BISHKEK — A court in Bishkek has ruled to place Raimbek Matraimov, the controversial former deputy chief of the Customs Service who was rearrested on corruption charges this week, in pretrial detention.
The Birinchi Mai district court on February 20 said Matraimov will remain in pretrial detention for at least two months.
Matraimov’s lawyer, Madina Niyazova, said she would appeal the ruling.
Kyrgyzstan’s State Committee for National Security (UKMK) said Matraimov was rearrested on February 18 due to an ongoing probe launched into money laundering.
The move came days after hundreds rallied in the Kyrgyz capital, protesting a Bishkek court ruling last week that ordered a mitigated sentence and no jail time for Matraimov.
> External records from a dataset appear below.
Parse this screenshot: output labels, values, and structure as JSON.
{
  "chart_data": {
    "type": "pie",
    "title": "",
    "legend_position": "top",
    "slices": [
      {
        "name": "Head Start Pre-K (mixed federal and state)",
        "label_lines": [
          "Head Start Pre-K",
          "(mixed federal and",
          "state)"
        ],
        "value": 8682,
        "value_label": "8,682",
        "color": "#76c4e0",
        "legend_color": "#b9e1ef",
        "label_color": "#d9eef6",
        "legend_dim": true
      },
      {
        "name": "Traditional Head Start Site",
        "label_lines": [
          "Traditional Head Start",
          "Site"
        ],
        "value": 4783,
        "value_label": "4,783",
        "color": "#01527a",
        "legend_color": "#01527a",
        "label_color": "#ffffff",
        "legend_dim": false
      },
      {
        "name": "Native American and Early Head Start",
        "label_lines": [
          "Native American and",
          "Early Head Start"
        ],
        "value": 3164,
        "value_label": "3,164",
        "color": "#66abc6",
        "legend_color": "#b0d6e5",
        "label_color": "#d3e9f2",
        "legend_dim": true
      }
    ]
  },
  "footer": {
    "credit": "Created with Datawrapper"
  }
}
Matraimov, who was placed on the U.S. Magnitsky sanctions list for his involvement in the illegal funneling of hundreds of millions of dollars abroad, was fined just over $3,000 after pleading guilty to corruption charges.
The court said on February 11 that Matraimov had paid back around $24 million that disappeared through corruption schemes that he oversaw.
In June 2019, an investigation by RFE/RL, the Organized Crime and Corruption Reporting Project, and Kloop implicated Matraimov in a corruption scheme involving the transfer of hundreds of millions of dollars out of Kyrgyzstan by Chinese-born Uyghur businessman Aierken Saimaiti, who was subsequently assassinated in Istanbul in November 2019.
On February 15, a day after the protests, the UKMK said the criminal case against Matraimov would resume if allegations are confirmed that he has numerous properties in Turkey, the United Arab Emirates, Ukraine, and Russia.
The estimated $700 million scheme involved a company controlled by Matraimov bribing officials to skirt customs fees and regulations, as well as engaging in money laundering, “allowing for maximum profits,” the U.S. Treasury Department said.
Recent reports said that the 49-year-old Matraimov had changed his last name to Ismailov, and that his wife, Uulkan Turgunova, had changed her family name to Sulaimanova in a move seen as an attempt to evade the U.S.- imposed sanctions.
Last month, Damira Azimbaeva, a spokesperson for Kyrgyzstan’s state registration service, confirmed to RFE/RL that both Matraimov and his wife had changed their surnames.
There have been no official statements from lawyers for Matraimov’s family to explain the name change.